Per iniziare, apri le immagini seguite dalle maschere nel software di visualizzazione delle immagini desiderato per verificare che l'orientamento dell'immagine e della maschera corrisponda a tutti i file CT, Proton e Xenon. Quindi, salvare le maschere DICOM e singola etichetta dell'immagine come file NIfTI nella stessa cartella del file reg. py.
Per la registrazione della risonanza magnetica CT Xenon, aprire il file reg. py nella configurazione dell'ambiente di calcolo Python desiderata. Se si utilizza un ambiente virtuale, impostare il numero di unità di elaborazione centrali, il numero di thread e la RAM come desiderato o come disponibile nell'ambiente di elaborazione.
Quindi, imposta la trasformazione e l'interpolazione desiderate, seguite dall'immagine fissa e in movimento. Esegui reg. py nell'ambiente di elaborazione Python.
Una volta completata la registrazione, procedere alla valutazione. Mantenendo l'immagine ct. nii come immagine di base, aprire la ventilazione warp.nii.

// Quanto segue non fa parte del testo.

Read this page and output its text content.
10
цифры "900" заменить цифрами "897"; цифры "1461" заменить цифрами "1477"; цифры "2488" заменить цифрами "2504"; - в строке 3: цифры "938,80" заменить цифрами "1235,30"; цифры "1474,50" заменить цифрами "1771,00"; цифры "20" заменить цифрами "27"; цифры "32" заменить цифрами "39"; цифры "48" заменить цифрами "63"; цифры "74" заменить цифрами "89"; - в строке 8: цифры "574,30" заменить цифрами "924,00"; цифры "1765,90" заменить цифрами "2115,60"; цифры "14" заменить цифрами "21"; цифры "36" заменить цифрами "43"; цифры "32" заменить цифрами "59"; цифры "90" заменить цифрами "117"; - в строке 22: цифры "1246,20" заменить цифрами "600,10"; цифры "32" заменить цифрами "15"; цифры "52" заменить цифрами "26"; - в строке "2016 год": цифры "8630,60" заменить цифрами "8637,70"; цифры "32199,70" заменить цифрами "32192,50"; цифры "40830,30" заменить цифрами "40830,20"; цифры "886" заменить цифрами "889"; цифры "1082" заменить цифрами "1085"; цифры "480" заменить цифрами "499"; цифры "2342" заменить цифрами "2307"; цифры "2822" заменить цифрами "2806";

gz come un'altra immagine e sovrapporla all'immagine CT con la mappa dei colori desiderata. Esaminare la sovrapposizione dell'immagine RM allo xeno con l'immagine CT in tutti i piani dell'immagine per valutare l'allineamento visivo dei punti di riferimento, come i confini della carena e del polmone. I risultati della registrazione hanno mostrato un buon allineamento di tutti i confini polmonari per il partecipante sano.
Nei tre partecipanti con broncopneumopatia cronica ostruttiva, era disponibile un buon allineamento dei confini polmonari che andavano da anomalie della ventilazione diffusa, anomalie della ventilazione del lobo superiore con confini polmonari apicali assenti e anomalie della ventilazione del lobo inferiore con confini polmonari diaframmatici assenti.